MDR-TB most often occurs when people have not taken their regular TB medications for the whole course or they don’t take them every day, and the few bacilli that are resistant to the 2 most effective medicines we have for TB are allowed to grow. We have a growing number of patients who are refugees from Somalia, where there is essentially no functioning government. The patients often were willing to take their TB medicines, but they go to the clinic to pick it up and the clinic has been blown up, or the staff has run away under threat from rebels, or the medications couldn’t be delivered because they couldn’t get past customs or roadblock by rebels looking for bribes, or the patients have to flee the violence there. To make matters worse, in Somalia, Ethiopia and the Sudan, people can walk into any pharmacy (chemist) when they have respiratory symptoms and will be given anti-TB medications for only 1 or 2 weeks. So anyone who develops active TB is likely to have MDR, even the first time they get
the active disease. That was the situation for one of our patients, a 20-year-old Somali man who weighed 32 kg (~ 68 lbs) and looked like a concentration camp victim. He was improperly treated in Somalia with too short a course the first time, the wrong medicines for too short a time a second time, and the right drugs but only for 2 months he next time, before he fled to Kenya. We did our best to help him. His TB was quite resistant. Not only was it resistant to the first-line, usual drugs for TB treatment, but also to one of the second-line drugs we use to treat MDR. Unfortunately, the patient got too lonely being alone without family or friends in Nairobi, so decided to travel to the Somali refugee camp in NE Kenya. There, the International Rescue Committee (IRC) put him in isolation in a hospital and we sent his medications up there to him. He and is his family were waiting for the UNHCR to register him, his brother (who was being treated for TB but probably also had MDR and who died), and his sister and her small child so they could transport all of
them back to Nairobi and we could continue his treatment here. Sadly, the family never got registered and didn’t have ration cards making them eligible for food assistance. They decided to return to Somalia, and it is unlikely that our patient survived for long without his medications.]

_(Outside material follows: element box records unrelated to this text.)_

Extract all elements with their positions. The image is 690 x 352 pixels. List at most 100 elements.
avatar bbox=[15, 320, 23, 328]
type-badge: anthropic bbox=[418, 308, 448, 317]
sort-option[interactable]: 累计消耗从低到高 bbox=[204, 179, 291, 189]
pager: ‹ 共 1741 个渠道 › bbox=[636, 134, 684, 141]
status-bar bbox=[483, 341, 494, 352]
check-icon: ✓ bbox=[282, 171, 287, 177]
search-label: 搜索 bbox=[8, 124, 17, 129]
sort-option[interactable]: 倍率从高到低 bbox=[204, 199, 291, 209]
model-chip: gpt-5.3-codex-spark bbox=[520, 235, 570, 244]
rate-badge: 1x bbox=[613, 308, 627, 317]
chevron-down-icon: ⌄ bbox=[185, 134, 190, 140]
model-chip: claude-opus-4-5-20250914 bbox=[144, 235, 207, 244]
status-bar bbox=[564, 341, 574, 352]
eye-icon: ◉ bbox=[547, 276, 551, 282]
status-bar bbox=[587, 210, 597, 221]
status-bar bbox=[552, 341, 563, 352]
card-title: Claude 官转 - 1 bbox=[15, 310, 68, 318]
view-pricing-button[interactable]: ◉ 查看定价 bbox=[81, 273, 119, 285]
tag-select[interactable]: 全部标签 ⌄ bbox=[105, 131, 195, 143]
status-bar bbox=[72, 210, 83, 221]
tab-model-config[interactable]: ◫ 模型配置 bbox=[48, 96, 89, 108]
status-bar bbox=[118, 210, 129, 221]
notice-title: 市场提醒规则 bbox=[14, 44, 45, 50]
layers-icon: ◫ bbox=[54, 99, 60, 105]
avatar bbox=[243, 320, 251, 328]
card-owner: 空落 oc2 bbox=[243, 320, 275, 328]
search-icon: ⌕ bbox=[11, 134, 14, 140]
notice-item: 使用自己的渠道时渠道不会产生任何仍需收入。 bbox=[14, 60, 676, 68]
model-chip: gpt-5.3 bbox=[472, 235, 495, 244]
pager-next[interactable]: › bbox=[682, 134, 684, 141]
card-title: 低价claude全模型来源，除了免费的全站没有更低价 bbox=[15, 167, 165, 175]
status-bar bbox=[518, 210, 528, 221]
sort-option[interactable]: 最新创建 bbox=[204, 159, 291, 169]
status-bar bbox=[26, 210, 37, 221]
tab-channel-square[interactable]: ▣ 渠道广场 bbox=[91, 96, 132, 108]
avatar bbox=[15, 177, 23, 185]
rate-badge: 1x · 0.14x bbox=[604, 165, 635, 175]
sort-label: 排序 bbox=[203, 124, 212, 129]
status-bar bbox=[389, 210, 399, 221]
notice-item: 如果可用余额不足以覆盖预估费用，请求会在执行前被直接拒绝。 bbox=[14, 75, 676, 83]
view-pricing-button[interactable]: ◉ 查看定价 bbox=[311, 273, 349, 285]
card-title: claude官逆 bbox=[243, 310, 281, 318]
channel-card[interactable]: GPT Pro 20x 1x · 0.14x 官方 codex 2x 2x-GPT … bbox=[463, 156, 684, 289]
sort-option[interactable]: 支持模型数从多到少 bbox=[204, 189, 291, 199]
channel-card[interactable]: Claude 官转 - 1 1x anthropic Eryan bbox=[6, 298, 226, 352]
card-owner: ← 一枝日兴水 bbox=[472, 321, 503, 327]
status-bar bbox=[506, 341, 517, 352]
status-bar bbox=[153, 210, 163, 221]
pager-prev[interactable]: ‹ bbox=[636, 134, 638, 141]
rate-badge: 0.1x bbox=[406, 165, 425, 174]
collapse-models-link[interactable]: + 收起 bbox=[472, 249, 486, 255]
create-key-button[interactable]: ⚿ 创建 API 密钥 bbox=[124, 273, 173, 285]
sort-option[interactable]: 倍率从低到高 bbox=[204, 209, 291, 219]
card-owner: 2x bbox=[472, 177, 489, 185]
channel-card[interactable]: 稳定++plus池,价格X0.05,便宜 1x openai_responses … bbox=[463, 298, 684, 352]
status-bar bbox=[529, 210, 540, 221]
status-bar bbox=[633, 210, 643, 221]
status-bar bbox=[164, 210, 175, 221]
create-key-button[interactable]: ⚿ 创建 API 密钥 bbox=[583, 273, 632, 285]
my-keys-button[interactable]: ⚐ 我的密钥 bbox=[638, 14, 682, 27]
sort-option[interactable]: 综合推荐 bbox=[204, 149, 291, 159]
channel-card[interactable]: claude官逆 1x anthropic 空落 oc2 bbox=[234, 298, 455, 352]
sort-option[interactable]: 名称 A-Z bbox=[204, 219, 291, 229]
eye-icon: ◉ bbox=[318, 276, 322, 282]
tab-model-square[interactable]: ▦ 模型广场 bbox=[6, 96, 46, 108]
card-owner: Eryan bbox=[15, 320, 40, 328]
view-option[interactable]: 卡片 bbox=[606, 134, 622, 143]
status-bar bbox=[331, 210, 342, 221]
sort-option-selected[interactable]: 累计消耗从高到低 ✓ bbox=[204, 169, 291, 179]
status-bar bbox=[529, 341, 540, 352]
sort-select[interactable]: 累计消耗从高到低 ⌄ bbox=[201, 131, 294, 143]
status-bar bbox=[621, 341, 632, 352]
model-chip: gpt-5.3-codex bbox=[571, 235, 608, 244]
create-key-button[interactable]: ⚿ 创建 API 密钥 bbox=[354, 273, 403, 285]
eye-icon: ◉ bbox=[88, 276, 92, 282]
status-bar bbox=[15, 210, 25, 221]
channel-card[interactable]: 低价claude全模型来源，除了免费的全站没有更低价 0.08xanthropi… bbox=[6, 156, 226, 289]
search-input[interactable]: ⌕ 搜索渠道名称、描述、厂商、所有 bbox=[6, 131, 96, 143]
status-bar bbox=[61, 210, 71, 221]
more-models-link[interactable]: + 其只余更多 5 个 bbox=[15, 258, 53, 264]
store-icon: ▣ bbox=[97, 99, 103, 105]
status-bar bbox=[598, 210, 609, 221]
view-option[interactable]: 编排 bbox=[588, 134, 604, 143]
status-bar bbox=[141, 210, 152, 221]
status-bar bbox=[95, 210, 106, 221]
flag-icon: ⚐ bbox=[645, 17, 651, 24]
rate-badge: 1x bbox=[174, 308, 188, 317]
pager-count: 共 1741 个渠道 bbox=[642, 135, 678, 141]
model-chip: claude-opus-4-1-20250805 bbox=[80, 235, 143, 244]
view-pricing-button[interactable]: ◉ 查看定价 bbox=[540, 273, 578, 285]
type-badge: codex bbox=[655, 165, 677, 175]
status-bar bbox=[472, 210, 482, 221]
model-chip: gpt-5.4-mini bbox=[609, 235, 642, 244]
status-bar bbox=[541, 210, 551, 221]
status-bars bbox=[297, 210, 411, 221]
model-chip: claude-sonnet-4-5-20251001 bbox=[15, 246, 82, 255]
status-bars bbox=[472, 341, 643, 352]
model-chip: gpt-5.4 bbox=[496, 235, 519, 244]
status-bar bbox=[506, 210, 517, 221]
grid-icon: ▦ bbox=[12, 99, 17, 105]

Our results have been very good, though. All of the patients in treatment as I leave turned smear negative by the end of the second month of treatment, a very good sign. So they are all likely to survive and go one to lead productive lives, once they complete their treatment.
My mission here in Kenya has been rewarding, challenging and fulfilling, and I look forward to doing another MSF mission in the near future. I will be back in the US in mid-February, and plan to be around for at least 2 months before I take off again. Keep in touch. I hope all of you, my friends and colleagues, are well and will enjoy a safe and prosperous new year.